HCR : la protection des réfugiés est un défi croissant

19 juin 2008

À la veille de la Journée mondiale des réfugiés, le Haut Commissaire des Nations Unies pour les réfugiés, António Guterres, a déclaré que fournir une protection aux réfugiés constituait actuellement un défi beaucoup plus grand qu'à la fondation du Haut Commissariat des Nations Unies pour les réfugiés (HCR) en 1951.

« Les anciennes barrières entravant la mobilité humaine sont tombées et de nouveaux schémas de déplacement sont apparus, notamment des formes de déplacement forcé qui n'avaient pas été envisagées par la Convention des Nations Unies sur les réfugiés de 1951 », a déclaré António Guterres depuis le camp de réfugiés de Dadaab au Kenya qui abrite des milliers de réfugiés somaliens.

« Un conflit peut avoir aujourd'hui des motivations politiques mais si on regarde en profondeur, on voit aussi la pauvreté, la mauvaise gouvernance ou la dégradation de l'environnement due aux changements climatiques qui entraîne une concurrence pour des ressources rares », a expliqué António Guterres.
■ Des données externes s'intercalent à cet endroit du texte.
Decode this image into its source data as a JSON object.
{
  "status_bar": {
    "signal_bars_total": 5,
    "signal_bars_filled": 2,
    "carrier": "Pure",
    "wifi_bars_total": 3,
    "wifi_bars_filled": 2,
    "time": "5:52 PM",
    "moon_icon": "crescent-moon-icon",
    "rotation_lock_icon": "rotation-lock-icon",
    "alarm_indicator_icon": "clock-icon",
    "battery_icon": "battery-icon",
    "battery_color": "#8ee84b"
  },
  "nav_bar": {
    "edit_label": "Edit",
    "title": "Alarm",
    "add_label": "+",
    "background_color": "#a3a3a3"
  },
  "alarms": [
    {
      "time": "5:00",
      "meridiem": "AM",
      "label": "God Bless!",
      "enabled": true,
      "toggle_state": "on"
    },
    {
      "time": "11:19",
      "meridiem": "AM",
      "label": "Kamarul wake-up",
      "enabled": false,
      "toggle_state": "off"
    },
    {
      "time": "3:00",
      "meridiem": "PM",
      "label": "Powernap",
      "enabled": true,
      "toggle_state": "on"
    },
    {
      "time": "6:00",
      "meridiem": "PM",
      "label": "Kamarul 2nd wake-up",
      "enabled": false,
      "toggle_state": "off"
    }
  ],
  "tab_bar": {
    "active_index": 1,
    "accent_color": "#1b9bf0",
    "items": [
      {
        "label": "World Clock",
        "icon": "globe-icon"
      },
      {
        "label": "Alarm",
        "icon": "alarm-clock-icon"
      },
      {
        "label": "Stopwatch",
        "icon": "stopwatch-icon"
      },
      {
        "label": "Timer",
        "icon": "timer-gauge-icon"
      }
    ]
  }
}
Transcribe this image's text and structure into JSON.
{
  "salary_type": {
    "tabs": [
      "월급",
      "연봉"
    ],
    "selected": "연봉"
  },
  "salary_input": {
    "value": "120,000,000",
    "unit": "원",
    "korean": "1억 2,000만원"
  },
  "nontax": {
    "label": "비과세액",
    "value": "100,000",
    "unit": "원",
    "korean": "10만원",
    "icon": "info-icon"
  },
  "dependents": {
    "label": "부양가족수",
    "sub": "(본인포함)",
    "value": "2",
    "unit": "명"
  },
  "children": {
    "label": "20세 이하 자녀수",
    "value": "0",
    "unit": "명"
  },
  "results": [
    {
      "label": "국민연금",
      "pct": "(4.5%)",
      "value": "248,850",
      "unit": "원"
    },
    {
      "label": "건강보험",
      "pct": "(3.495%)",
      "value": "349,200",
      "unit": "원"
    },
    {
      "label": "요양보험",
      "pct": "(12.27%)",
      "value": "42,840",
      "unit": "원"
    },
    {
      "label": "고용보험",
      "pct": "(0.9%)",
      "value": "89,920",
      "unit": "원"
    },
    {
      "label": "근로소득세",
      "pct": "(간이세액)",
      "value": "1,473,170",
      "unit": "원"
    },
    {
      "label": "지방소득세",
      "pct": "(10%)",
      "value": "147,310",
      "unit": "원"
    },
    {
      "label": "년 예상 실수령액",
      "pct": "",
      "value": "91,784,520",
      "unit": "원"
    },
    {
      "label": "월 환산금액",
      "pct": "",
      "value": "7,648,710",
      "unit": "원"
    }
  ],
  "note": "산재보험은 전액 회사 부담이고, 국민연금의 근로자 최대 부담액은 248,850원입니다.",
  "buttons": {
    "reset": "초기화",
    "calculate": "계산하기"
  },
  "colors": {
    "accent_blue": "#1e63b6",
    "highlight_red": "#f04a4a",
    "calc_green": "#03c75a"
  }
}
« Les pénuries récentes de vivres et de combustibles ont eu des répercussions immédiates et tragiques sur les pauvres et les démunis, y compris les réfugiés et les déplacés. Les augmentations de prix démesurées ont généré une instabilité et même des conflits dans de nombreuses régions du monde, faisant courir un risque réel de déplacements ultérieurs », a-t-il prévenu.

António Guterres a indiqué que ces nouveaux défis rendent d'autant plus pressante la nécessité de trouver les moyens de s'attaquer efficacement aux causes profondes et de plus en plus complexes du déplacement.

Il a également attiré l'attention sur les répercussions que peuvent avoir les politiques de lutte contre la migration illégale sur les réfugiés.

« Notre tâche devient de plus en plus difficile dans de nombreux pays. Dans certains cas, les efforts pour lutter contre la migration illégale ne parviennent pas à établir une distinction adéquate entre ceux qui choisissent de se déplacer et ceux qui sont contraints de fuir du fait de la persécution et de la violence », a dit António Guterres. « Nous voyons trop souvent les réfugiés refoulés aux frontières de pays où ils espéraient trouver la sécurité et demander l'asile. »

Depuis le camp de Dadaab qui, avec 200.000 réfugiés, est l'un des plus anciens et surpeuplés du monde, António Guterres a également engagé la communauté internationale à accorder plus d'attention au conflit somalien.

« J'appelle la communauté internationale à mettre la Somalie au centre de ses priorités et d'agir pour rassembler les Somaliens, car ce sont eux seuls qui pourront trouver une solution au conflit », a-t-il notamment déclaré.

Selon les statistiques du HCR, il y avait 457.000 réfugiés somaliens dans le monde en 2007. Depuis le mois de février 2007, des affrontements dans la capitale du pays, Mogadiscio, ont obligé plus de 850.000 personnes à fuir, dont 50.000 au cours des trois dernier mois. Plus d'un million de personnes sont déplacées à l'intérieur du pays.

Les Somaliens sont le deuxième plus grand groupe de demandeurs d'asile après les Iraquiens.

La Journée mondiale des réfugiés est célébrée le 20 juin de chaque année.